Sticking to the theme of “pace of play,” Major League Baseball’s latest objective to reduce time will go towards instant replay. According to ESPN’s Jayson Stark, “its first target is managers.”
Stark passed along information via his sources that MLB wants a 30-second time limit for managers to decide whether to challenge an umpire’s call.
“The current rules say that, in most cases, managers must “immediately” inform umpires if they want to challenge a call,” said Stark. “But in reality, there are often long delays as managers often wait for advice from their internal replay assistants before challenging.”
Negotiations are ongoing and it’s remaining unclear how these guidelines will come about. It was also reported MLB has talked to the umpire’s union to see if this situation was even possible, which remains the big question.
To add to the confusion, last season the replay process was using up less time than ever.
“The average review time dropped from 1 minute, 51 seconds in 2015 to 1:36 last year. The time umpires spent on the headset, waiting for word from the replay center, was cut from 1:27 to 1:10. Both figures represent the fastest review times in the three-year history of expanded replay,” reported Stark.

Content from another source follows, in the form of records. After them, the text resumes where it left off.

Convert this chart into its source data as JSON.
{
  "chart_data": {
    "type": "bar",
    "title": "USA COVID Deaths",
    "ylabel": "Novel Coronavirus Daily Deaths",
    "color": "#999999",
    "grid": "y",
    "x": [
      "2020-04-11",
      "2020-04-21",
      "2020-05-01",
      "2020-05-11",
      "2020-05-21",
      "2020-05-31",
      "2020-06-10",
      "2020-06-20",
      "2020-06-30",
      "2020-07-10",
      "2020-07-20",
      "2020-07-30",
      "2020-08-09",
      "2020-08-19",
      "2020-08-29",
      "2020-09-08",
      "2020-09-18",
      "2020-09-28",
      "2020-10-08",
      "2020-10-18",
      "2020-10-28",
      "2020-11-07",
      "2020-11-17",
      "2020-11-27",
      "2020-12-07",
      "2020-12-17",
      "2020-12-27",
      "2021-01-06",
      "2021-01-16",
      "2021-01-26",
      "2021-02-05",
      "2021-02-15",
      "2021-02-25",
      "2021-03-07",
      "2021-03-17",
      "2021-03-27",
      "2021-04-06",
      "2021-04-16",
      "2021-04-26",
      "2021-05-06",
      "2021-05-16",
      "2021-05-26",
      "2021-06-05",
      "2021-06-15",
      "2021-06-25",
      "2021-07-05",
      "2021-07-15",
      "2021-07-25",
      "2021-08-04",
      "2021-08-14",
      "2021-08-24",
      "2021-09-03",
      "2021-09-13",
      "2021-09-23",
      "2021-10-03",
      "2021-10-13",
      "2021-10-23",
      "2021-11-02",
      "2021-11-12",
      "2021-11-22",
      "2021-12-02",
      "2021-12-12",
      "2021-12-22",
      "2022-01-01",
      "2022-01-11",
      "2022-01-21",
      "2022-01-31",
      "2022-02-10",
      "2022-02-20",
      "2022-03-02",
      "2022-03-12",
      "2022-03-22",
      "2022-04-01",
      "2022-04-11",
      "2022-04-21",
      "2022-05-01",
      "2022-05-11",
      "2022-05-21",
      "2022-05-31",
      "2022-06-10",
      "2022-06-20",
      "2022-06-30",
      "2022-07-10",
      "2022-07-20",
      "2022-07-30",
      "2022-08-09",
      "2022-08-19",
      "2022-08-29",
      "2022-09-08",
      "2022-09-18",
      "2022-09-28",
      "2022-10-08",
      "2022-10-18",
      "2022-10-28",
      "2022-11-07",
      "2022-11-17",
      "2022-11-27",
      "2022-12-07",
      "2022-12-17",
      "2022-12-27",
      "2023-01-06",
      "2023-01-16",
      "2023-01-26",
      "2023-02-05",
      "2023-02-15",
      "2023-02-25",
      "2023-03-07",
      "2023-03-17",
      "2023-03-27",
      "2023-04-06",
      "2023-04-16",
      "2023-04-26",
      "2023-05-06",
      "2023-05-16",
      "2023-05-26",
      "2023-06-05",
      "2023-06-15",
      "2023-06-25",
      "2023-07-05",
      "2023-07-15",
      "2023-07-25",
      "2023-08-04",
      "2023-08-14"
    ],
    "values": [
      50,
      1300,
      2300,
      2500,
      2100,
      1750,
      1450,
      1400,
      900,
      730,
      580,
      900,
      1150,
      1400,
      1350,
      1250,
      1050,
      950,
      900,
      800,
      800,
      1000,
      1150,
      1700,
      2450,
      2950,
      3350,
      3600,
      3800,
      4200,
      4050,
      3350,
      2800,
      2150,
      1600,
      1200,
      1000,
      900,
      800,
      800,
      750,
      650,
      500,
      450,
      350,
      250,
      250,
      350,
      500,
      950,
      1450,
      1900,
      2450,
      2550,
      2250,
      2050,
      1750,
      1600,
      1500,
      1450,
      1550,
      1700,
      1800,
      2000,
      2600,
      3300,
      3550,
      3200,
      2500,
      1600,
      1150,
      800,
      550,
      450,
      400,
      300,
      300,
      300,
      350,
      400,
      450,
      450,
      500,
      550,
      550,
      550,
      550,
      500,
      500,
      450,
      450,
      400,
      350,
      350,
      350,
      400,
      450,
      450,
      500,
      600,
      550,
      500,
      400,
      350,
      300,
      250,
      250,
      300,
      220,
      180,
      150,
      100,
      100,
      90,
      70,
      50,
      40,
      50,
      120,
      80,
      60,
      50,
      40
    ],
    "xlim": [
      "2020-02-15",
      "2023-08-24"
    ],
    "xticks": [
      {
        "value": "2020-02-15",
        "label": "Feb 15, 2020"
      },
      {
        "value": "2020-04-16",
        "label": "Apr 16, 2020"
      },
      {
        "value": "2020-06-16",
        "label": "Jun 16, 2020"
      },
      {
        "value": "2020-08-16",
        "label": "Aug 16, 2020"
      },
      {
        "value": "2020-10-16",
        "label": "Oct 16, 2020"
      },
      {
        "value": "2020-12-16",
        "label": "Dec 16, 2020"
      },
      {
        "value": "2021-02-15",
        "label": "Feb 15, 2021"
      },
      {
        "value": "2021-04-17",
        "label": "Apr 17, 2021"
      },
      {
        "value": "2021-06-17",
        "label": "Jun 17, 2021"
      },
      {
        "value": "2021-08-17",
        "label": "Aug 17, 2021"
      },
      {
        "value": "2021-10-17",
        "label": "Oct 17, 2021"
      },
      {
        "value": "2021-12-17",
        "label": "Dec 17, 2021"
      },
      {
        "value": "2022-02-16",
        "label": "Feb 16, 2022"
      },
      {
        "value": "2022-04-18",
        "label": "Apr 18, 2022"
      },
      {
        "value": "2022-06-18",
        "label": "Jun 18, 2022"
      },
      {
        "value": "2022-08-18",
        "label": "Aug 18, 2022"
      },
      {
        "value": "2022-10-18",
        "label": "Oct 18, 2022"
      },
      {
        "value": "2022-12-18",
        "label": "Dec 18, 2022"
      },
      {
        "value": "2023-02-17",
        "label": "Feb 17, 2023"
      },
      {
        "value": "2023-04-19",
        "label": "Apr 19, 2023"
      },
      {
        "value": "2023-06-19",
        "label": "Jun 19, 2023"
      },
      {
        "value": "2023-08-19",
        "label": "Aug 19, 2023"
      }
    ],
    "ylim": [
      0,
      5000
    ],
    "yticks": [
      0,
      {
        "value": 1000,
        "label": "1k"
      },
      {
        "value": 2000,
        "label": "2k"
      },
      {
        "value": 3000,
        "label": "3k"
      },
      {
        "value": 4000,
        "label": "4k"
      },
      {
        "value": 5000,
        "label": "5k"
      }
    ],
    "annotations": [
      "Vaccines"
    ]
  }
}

The 30-second idea is one thing, but can this genuinely be controlled? It seems hard to believe a discussion can stick within this time frame, and the data above doesn’t account for time a manager will take to make the decision.
It seems it’s another way Commissioner Rob Manfred is trying to reduce time. So expect the minor leagues to experiment with this, much like they’re going to do for a radical extra-innings rule change that could rock MLB in the years to come.